La Physiologie des Athlètes en Question
Le contraste est frappant entre les physiologies des trois athlètes. Tandis que Léon Marchand, avec ses 77 kg, est optimisé pour les efforts courts et intenses en milieu aquatique, et que Tadej Pogacar est taillé pour l'endurance musculaire et la puissance sur vélo, Eliud Kipchoge, avec ses 53 kg, est l'archétype du coureur de fond, doté d'une économie de course exceptionnelle et d'une capacité à maintenir un rythme élevé sur de longues distances.
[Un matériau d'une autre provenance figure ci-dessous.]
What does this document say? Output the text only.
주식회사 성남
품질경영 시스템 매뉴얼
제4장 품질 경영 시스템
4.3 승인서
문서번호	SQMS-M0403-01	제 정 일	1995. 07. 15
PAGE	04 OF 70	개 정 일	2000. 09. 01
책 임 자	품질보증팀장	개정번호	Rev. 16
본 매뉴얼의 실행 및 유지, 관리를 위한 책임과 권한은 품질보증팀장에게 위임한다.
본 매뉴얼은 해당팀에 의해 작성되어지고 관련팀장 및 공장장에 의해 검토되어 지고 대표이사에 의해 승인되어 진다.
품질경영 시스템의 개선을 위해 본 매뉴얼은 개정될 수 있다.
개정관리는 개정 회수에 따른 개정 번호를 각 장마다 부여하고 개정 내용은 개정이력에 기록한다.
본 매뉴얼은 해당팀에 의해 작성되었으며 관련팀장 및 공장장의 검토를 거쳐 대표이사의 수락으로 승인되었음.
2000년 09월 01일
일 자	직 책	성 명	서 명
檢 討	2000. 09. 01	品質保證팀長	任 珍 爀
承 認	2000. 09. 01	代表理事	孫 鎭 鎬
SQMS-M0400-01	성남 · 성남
Cependant, après l'énorme effort des 180 kilomètres de vélo, la capacité de Kipchoge à exploiter pleinement sa supériorité en course à pied serait fortement compromise. La question n'est plus de savoir s'il peut courir un marathon vite, mais s'il peut courir un marathon vite après avoir déjà dépensé une quantité considérable d'énergie sur les deux segments précédents. Pour les athlètes non spécialisés dans le triathlon, la difficulté de l'enchaînement et la différence de taille entre les distances pénaliseraient le coureur de marathon et le nageur, habitués pour leur part aux efforts d'endurance sur des temps de passages inférieurs généralement à cinq minutes.
Ludovic Chorgnon souligne également que pour un nageur, le marathon, "si tu es un peu lourd [Marchand pèse 77 kg] et que t’as pas de technique, tu cours avec une caravane." Ce qui met en lumière les difficultés que rencontrerait Léon Marchand sur ce segment final, une fois sorti de son élément et de sa filière énergétique habituelle.